Why are retracts of connected manifolds embedded submanifolds?

Question

I'm now working on this exercise:

Let $f: M \rightarrow M$ be a smooth map on a smooth, connected manifold $M$, satisfying $f \circ f = f$, then prove that $f(M)$ is an embedded manifold of $M$.

I have viewed many existed posts discussing this exercise, especially this one:Proving $f(X)$ is a submanifold. In this post, the question provides hints as follows:

• (1) $\mathrm{rk}_p f \leq \mathrm{rk}_{f(p)} f$ for all $p \in M$ ;
• (2) The rank of $f$ is constant along $f(M)$;
• (3) The rank of $f$ is constant in an open neighbourhood of $f(M)$;
• (4) Show that $f(M)$ is a submanifold when the above holds (using the constant rank theorem).

I'm managed to prove the first two points. (And I shall post a detailed answer on the above link later)

My question is: how to prove the third and the fourth point?

My attempts for (3): I have actually proved a stronger result than (2), namely the rank of $f$ on $f(M)$ is $\max_{p \in M} \mathrm{rk}_p f$. (See rank of function on connected manifold for this.) So I'm trying to show that for any $p \in f(M)$, there exists an open neighborhood $U_p$ in $M$, such that $\mathrm{rk}_q f \geq r$ for any $q \in U_p$. Also by (1), we see that $\mathrm{rk}_q f \leq \mathrm{rk}_{f(q)} f = r$. Combining these two together, $\mathrm{rk}_q f = r$ for any $q \in U_p$. Then taking the union of $U_p$ over $p \in f(M)$, we are done for (3).

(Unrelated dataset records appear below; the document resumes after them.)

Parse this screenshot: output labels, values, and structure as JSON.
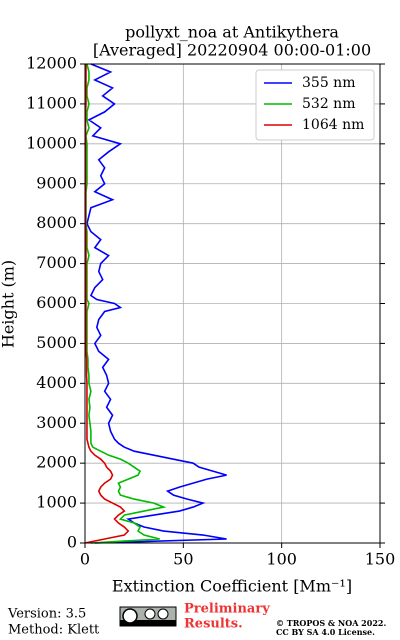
{
  "chart_data": {
    "type": "profile",
    "title": "pollyxt_noa at Antikythera",
    "subtitle": "[Averaged] 20220904 00:00-01:00",
    "x_label": "Extinction Coefficient [Mm⁻¹]",
    "y_label": "Height (m)",
    "xlim": [
      0,
      150
    ],
    "xticks": [
      0,
      50,
      100,
      150
    ],
    "ylim": [
      0,
      12000
    ],
    "yticks": [
      0,
      1000,
      2000,
      3000,
      4000,
      5000,
      6000,
      7000,
      8000,
      9000,
      10000,
      11000,
      12000
    ],
    "grid": true,
    "legend": "upper right",
    "heights": [
      0,
      100,
      200,
      300,
      400,
      500,
      600,
      700,
      800,
      900,
      1000,
      1100,
      1200,
      1300,
      1400,
      1500,
      1600,
      1700,
      1800,
      1900,
      2000,
      2100,
      2200,
      2300,
      2400,
      2500,
      2600,
      2800,
      3000,
      3200,
      3400,
      3600,
      3800,
      4000,
      4200,
      4400,
      4600,
      4800,
      5000,
      5200,
      5400,
      5600,
      5800,
      5900,
      6000,
      6100,
      6200,
      6400,
      6600,
      6800,
      7000,
      7200,
      7400,
      7600,
      7800,
      8000,
      8200,
      8400,
      8600,
      8800,
      9000,
      9200,
      9400,
      9600,
      9800,
      10000,
      10200,
      10400,
      10600,
      10800,
      11000,
      11200,
      11400,
      11600,
      11800,
      12000
    ],
    "series": [
      {
        "name": "355 nm",
        "color": "#0000ff",
        "values": [
          5,
          72,
          60,
          40,
          30,
          25,
          22,
          35,
          48,
          55,
          60,
          52,
          45,
          42,
          48,
          55,
          62,
          72,
          65,
          58,
          55,
          45,
          35,
          25,
          20,
          17,
          15,
          13,
          12,
          14,
          11,
          13,
          10,
          12,
          11,
          9,
          12,
          7,
          5,
          8,
          6,
          7,
          10,
          18,
          15,
          6,
          3,
          5,
          9,
          7,
          8,
          12,
          5,
          8,
          3,
          1,
          2,
          3,
          14,
          5,
          10,
          8,
          10,
          7,
          12,
          18,
          4,
          8,
          2,
          10,
          15,
          9,
          14,
          5,
          13,
          3
        ]
      },
      {
        "name": "532 nm",
        "color": "#00bb00",
        "values": [
          3,
          38,
          30,
          27,
          28,
          25,
          18,
          20,
          30,
          40,
          35,
          25,
          18,
          17,
          18,
          17,
          22,
          27,
          28,
          25,
          22,
          18,
          12,
          8,
          4,
          3,
          3,
          3,
          2.5,
          2,
          2.5,
          2,
          3,
          2,
          2,
          1.5,
          1.5,
          1,
          1,
          1,
          1,
          1,
          1,
          1.5,
          2,
          1,
          1,
          1,
          1,
          1,
          1,
          2,
          1,
          1,
          1,
          0.5,
          0.5,
          0.5,
          0.5,
          0.5,
          1,
          1,
          1,
          1,
          1,
          1,
          0.5,
          2,
          1,
          1,
          2,
          1,
          1,
          2,
          2,
          1
        ]
      },
      {
        "name": "1064 nm",
        "color": "#dd0000",
        "values": [
          0,
          10,
          20,
          22,
          20,
          17,
          15,
          17,
          20,
          18,
          14,
          10,
          8,
          7,
          8,
          10,
          13,
          14,
          13,
          11,
          10,
          8,
          5,
          3,
          2,
          1.5,
          1,
          1,
          1,
          1,
          1,
          1,
          1,
          1,
          0.8,
          0.8,
          0.8,
          0.5,
          0.5,
          0.5,
          0.5,
          0.5,
          0.5,
          0.5,
          0.5,
          0.5,
          0.5,
          0.5,
          0.5,
          0.5,
          0.5,
          0.5,
          0.5,
          0.5,
          0.5,
          0.3,
          0.3,
          0.3,
          0.3,
          0.3,
          0.3,
          0.3,
          0.3,
          0.3,
          0.3,
          0.3,
          0.3,
          0.3,
          0.3,
          0.3,
          0.5,
          0.5,
          0.5,
          0.5,
          0.5,
          0.5
        ]
      }
    ]
  },
  "footer": {
    "version": "Version: 3.5",
    "method": "Method: Klett",
    "preliminary": "Preliminary",
    "results": "Results.",
    "copyright": "© TROPOS & NOA 2022.",
    "license": "CC BY SA 4.0 License."
  }
}
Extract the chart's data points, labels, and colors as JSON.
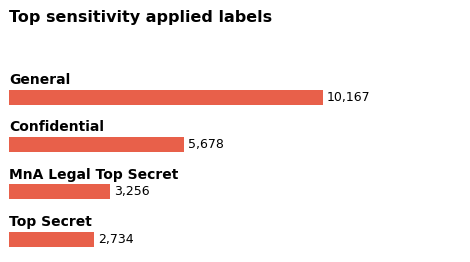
{
  "title": "Top sensitivity applied labels",
  "categories": [
    "General",
    "Confidential",
    "MnA Legal Top Secret",
    "Top Secret"
  ],
  "values": [
    10167,
    5678,
    3256,
    2734
  ],
  "value_labels": [
    "10,167",
    "5,678",
    "3,256",
    "2,734"
  ],
  "bar_color": "#E8604A",
  "background_color": "#ffffff",
  "title_fontsize": 11.5,
  "label_fontsize": 10,
  "value_fontsize": 9,
  "bar_height": 0.32,
  "xlim": [
    0,
    12500
  ]
}
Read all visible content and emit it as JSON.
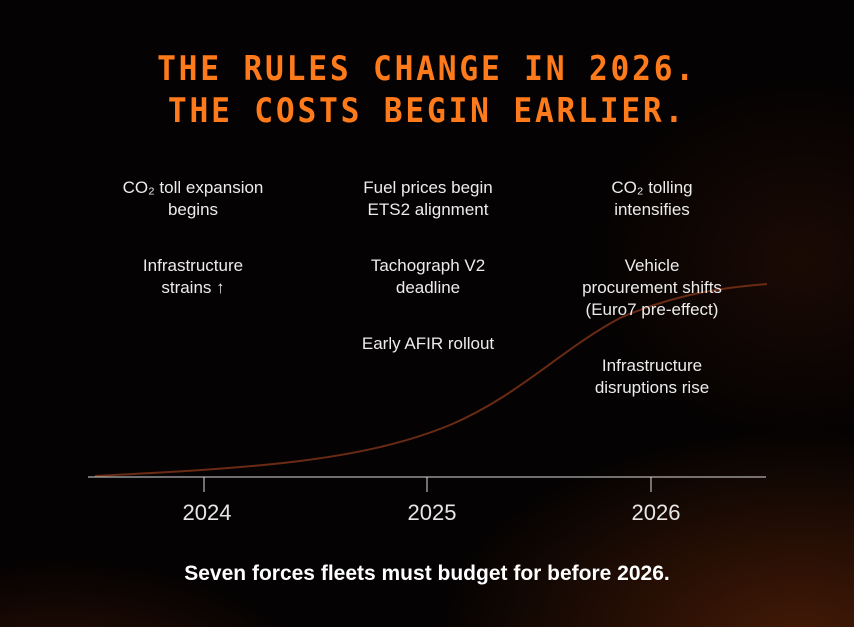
{
  "title": {
    "line1": "THE RULES CHANGE IN 2026.",
    "line2": "THE COSTS BEGIN EARLIER."
  },
  "timeline": {
    "col2024": {
      "toll_a": "CO₂ toll expansion",
      "toll_b": "begins",
      "infra_a": "Infrastructure",
      "infra_b": "strains ↑"
    },
    "col2025": {
      "fuel_a": "Fuel prices begin",
      "fuel_b": "ETS2 alignment",
      "tacho_a": "Tachograph V2",
      "tacho_b": "deadline",
      "afir": "Early AFIR rollout"
    },
    "col2026": {
      "co2_a": "CO₂ tolling",
      "co2_b": "intensifies",
      "veh_a": "Vehicle",
      "veh_b": "procurement shifts",
      "veh_c": "(Euro7 pre-effect)",
      "dis_a": "Infrastructure",
      "dis_b": "disruptions rise"
    },
    "years": [
      "2024",
      "2025",
      "2026"
    ]
  },
  "footer": "Seven forces fleets must budget for before 2026.",
  "colors": {
    "title": "#ff7a1a",
    "curve": "#6a2a14",
    "axis": "#dcdcdc"
  }
}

BUT, how to find such a desired $U_p$? I'm thinking of using the connectness of $f(M)$. [P.S. This method is adapted from P. W. Michor, Topics in Differential Geometry, Section 1.15.]

My attempt for (4): I don't know how to apply the constant rank theorem here. My understanding of the constant rank theorem is:

Let $f: M^m \rightarrow N^n$ be a smooth map between smooth manifolds $M^m$ and $N^n$. For $q \in N^n$, if there exists an open neighborhood $U$ of $f^{-1}(q)$, such that $\mathrm{rank} f$ is a constant on $U$, then $f^{-1}(q)$ is an embedded submanifold of $M^m$ (if the fiber $f^{-1}(q)$ is not empty).

Here in my exercise, I think I should consider $f$ (in my exercise) as $f$ (in the above theorem), $M$ as $M^m$ and $M$ as $N^n$. Then how can I write $f(M)$ as a fiber of a point $q \in M$?

Answer 1

For (3) maybe this will help How to prove that the rank of a matrix is a lower semi-continuous function?

For (4) Try this version of the constant rank theorem http://www.math.toronto.edu/mgualt/MAT1300/week3.pdf.

Answer 2

For (3):

Assuming you allready know that the rank of $f$ is maximal on $f(M)$:

The rank $$\text{rk}\, f:M\to\mathbb Z$$ is lower-semicontinous and hence locally only can jump up.

This follows from the lower-semicontinuity of the rank of $n\times n$-matrices. So the set

$$\{x\in M:\text{rk}_xf=r\}=\{x\in M:\text{rk}_xf>r-\frac 12\}$$ is open and hence an open neighborhood of $f(M)$.

For (4):

Let $x_0\in f(M)$. Then by the constant rank Theorem there are charts $(U,\phi)$, $(V,\psi)$ about $x_0=f(x_0)$ with $f(U)\subseteq V$ and

$$\psi\circ f\circ \phi^{-1}(x_1,\dots,x_n)=(x_1,\dots,x_r,0,\dots,0)$$

and by shrinking $V$ one can assume $\psi(f(U))=\psi(V)\cap(\mathbb R^r\times\{0\}$).

Now set $W=U\cap V$, which is an open neighborhood of $x_0$. $f\circ f=f$ implies $W\cap f(M)=W\cap f(U)$ and $\psi$ injective implies $\psi(W\cap f(U))=\psi(W)\cap\psi(f(U))$, so

$$\psi(W\cap f(M))= \psi(W\cap f(U))= \psi(W)\cap \psi(V)\cap (\mathbb R^r\times\{0\}))= \psi(W)\cap(\mathbb R^r\times\{0\})$$

which shows that $f(M)$ is a submanifold of $M$.